Well, there you have it. I know, right? It’s pretty crazy/weird/cool/interesting. But you don’t get all this profundity for free. Now you have to tell me your thoughts. And, since I’m such a nice guy, I’ve provided some questions just to help you get your thoughts flowing:

  1. While Christianity teaches that salvation is through Christ alone (Jn 14:6), the question still remains: can one accept Christ without accepting Christianity?
  2. What are we to make of people of other faiths (Hindus, Muslims, Sikhs, etc.) whose lives better reflect the teachings and example of Jesus than most Christians?
  3. Earlier in this chapter, Samartha accuses conservative evangelicals of being deceptive in their openness to dialogue with people of other faiths, saying that true dialogue involves give-and-take, and that evangelicals are merely using “dialogue” as a tool for proselytizing. Do you think this is true? Why or why not?
  4. If Hindus, Muslims, and Sikhs are willing to incorporate Jesus into their art, should Christians be willing to incorporate figures like Mohammed and Vishnu into our art?

1: So theology, philosophy, church history, biblical studies, apologetics... fun stuff like that.

2: John Hick and Paul Knitter, eds., The Myth of Christian Uniqueness – Towards a Pluralistic Theology of Religions (Maryknoll, New York: Orbis Books, 1987), ch 6-9.
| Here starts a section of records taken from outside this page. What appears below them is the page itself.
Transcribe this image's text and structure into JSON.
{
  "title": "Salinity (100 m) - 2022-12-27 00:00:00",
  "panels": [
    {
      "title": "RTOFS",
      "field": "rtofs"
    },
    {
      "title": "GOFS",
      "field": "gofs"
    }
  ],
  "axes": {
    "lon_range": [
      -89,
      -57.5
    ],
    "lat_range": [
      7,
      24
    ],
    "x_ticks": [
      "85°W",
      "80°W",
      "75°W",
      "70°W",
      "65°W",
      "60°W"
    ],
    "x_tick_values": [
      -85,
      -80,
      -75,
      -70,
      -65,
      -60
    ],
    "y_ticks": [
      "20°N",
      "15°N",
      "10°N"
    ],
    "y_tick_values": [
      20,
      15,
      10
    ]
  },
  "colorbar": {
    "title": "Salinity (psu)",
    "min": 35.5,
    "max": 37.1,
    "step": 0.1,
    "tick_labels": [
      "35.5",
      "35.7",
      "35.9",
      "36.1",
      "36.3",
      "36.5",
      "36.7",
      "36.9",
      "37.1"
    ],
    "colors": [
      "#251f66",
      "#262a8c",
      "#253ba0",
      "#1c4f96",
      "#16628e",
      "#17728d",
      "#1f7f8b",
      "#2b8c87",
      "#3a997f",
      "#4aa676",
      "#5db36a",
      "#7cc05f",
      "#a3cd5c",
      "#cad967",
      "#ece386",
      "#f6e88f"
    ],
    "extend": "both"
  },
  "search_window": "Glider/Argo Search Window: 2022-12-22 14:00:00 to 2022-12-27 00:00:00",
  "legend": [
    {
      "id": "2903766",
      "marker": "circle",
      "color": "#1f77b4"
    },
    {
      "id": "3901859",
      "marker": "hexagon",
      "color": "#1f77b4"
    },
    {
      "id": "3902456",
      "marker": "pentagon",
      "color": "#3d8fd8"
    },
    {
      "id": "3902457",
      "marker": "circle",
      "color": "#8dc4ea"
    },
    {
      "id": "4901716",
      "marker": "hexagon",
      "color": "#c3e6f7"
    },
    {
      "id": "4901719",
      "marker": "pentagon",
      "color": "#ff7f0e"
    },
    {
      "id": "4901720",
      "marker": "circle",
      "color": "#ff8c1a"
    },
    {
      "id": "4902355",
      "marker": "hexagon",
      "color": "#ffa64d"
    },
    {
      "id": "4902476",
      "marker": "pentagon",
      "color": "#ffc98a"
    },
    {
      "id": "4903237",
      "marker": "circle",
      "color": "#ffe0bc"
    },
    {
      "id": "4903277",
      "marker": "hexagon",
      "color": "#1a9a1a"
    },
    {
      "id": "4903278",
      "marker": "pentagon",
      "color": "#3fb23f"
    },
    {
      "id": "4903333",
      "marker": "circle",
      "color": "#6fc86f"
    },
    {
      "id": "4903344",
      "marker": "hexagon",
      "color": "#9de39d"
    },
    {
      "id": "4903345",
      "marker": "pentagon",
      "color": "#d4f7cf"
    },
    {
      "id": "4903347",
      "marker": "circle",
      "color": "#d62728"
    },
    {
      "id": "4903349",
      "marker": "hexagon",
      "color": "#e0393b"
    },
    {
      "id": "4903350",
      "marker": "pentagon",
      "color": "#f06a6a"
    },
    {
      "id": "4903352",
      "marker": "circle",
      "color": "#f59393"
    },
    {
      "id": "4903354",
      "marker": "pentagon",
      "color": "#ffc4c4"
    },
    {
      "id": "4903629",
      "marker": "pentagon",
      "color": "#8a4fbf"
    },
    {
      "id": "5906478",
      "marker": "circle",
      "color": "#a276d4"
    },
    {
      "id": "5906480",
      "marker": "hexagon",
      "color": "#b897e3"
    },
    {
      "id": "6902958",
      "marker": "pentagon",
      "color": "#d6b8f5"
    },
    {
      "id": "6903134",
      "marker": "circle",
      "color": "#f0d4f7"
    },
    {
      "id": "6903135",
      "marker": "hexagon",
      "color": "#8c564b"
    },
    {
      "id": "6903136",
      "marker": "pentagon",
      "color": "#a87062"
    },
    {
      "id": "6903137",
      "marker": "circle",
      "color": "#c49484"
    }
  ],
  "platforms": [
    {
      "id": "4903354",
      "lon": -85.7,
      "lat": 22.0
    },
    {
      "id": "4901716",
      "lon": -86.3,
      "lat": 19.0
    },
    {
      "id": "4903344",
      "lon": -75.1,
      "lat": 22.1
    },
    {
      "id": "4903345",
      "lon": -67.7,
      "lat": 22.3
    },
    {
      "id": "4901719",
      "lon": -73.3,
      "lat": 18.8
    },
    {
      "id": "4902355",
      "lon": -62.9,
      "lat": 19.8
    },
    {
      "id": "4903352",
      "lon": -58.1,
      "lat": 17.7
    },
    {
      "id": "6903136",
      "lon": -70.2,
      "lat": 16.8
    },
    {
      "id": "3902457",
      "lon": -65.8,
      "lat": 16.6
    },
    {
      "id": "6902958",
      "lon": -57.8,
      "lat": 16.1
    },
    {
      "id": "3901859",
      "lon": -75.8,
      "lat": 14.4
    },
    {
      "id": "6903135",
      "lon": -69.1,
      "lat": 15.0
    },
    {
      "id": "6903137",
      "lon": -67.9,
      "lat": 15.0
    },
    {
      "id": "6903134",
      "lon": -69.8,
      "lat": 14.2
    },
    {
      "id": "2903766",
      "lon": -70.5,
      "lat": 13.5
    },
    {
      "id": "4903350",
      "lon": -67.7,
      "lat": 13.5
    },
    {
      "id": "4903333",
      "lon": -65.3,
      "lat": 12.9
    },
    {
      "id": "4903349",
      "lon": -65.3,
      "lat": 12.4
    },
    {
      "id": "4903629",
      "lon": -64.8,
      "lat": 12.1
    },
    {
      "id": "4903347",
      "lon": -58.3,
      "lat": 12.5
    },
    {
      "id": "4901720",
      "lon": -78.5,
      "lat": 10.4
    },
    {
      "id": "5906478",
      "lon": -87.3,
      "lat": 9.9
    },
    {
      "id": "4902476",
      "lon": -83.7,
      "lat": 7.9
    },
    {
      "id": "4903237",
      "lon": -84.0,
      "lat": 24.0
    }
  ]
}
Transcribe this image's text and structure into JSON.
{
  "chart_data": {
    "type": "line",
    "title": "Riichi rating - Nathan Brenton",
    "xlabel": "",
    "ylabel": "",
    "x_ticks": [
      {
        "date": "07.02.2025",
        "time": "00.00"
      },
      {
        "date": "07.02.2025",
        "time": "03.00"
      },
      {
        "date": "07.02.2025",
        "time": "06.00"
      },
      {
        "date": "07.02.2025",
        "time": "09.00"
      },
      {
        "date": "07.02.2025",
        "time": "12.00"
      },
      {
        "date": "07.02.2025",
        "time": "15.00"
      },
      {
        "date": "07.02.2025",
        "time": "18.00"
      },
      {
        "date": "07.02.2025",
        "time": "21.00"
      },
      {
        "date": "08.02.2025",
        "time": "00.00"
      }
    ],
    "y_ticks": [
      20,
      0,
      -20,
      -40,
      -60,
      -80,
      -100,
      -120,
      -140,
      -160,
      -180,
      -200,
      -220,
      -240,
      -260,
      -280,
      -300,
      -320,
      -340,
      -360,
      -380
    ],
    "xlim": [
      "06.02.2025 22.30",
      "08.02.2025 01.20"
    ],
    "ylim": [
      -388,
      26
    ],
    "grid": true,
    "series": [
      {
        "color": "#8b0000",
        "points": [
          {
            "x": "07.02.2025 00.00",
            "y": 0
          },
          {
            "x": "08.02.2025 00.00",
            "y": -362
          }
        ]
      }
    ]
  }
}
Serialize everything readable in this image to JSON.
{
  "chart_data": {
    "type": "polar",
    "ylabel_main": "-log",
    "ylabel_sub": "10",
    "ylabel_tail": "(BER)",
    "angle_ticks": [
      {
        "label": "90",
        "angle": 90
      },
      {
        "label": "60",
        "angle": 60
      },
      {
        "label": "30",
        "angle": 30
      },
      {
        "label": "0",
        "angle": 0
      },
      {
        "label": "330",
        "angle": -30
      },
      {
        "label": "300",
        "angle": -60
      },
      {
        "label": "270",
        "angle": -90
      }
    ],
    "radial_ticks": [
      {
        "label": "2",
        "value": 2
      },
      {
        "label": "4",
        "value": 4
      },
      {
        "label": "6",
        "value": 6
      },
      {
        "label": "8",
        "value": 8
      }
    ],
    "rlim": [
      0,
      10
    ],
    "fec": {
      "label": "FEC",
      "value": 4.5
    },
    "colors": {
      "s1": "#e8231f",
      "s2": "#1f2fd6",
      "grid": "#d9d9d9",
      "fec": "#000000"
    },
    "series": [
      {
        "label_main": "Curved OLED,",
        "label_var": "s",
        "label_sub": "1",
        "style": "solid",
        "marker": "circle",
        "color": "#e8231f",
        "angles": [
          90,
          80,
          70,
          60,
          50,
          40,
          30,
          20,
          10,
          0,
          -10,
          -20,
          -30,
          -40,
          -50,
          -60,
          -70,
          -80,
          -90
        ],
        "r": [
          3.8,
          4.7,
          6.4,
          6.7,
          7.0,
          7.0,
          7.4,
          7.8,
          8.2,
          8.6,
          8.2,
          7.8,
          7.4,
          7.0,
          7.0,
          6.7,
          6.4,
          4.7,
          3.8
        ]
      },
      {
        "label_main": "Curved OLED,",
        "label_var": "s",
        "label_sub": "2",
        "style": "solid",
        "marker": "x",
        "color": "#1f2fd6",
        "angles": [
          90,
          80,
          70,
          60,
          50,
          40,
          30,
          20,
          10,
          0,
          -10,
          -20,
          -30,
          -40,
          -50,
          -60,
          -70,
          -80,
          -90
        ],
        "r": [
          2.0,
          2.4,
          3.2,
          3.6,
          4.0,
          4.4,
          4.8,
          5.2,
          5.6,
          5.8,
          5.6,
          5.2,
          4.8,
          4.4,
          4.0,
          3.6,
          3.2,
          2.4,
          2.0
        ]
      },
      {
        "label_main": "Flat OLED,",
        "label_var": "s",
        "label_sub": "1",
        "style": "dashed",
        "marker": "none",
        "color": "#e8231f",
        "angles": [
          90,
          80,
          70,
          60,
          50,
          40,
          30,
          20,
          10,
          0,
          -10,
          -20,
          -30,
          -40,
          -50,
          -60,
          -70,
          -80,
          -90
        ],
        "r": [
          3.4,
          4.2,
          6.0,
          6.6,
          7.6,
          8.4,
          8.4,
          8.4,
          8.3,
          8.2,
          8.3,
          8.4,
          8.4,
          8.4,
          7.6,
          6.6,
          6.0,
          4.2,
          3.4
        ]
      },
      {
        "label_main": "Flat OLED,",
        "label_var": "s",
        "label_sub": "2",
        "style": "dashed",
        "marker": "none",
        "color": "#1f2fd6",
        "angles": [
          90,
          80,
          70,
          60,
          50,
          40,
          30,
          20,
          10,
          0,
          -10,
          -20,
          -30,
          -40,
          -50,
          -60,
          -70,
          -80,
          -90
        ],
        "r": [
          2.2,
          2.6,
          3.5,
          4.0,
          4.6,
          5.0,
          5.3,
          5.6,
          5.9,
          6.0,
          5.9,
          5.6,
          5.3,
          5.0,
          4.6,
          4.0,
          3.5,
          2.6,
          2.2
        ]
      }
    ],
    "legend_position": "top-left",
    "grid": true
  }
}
Ready for another article?

Rocky Munoz
Jesus-follower, husband, daddy, amateur theologian, former youth pastor, nerd, and coffee snob. Feel free to email me at almostheresy@gmail.com and follow me on Twitter (@rockstarmunoz)

2 Comments

  1. Nick, December 11, 2014 at 11:24 am:

    1. Christianity, especially Evangelical Christianity, has largely rejected Christ as a whole, so I would say yes, most definitely.

    2. Answering a question with a question is a cop-out, but is there life a reflection of Christ because they simply think he’s a good teacher, or because they actually believe they need him and his sacrifice in order to atone for their sins? If it’s the first, then they’re just people who live life the way they should. If it’s the latter, then they’ve actually accepted Christ.

    3. I think that Evangelicals are deceptive in their discussions with everyone, even those within the Evangelical community. It’s a very high-and-mighty position where there’s no room for anyone but oneself.

    4. No. I think that would be akin to the Israelites making statues of Baal.

    • Rocky Munoz, December 17, 2014 at 10:22 pm:

      Hey there, Nick! Thank you so much for your response to the questions in this post. I found your answers interesting, to say the least. For one, it seems like you’ve got a bit of a grudge against evangelicals, “especially Evangelical Christianity, has largely rejected Christ as a whole,” “Evangelicals are deceptive in their discussions with everyone,” and being an evangelical is “a very high-and-mighty position where there’s no room for anyone but oneself.” I suppose I’m curious to know how you would define an evangelical. In how you responded to the fourth question, some might say you’re pretty evangelical yourself.

      (I’m pushing back only because I know you can take it.)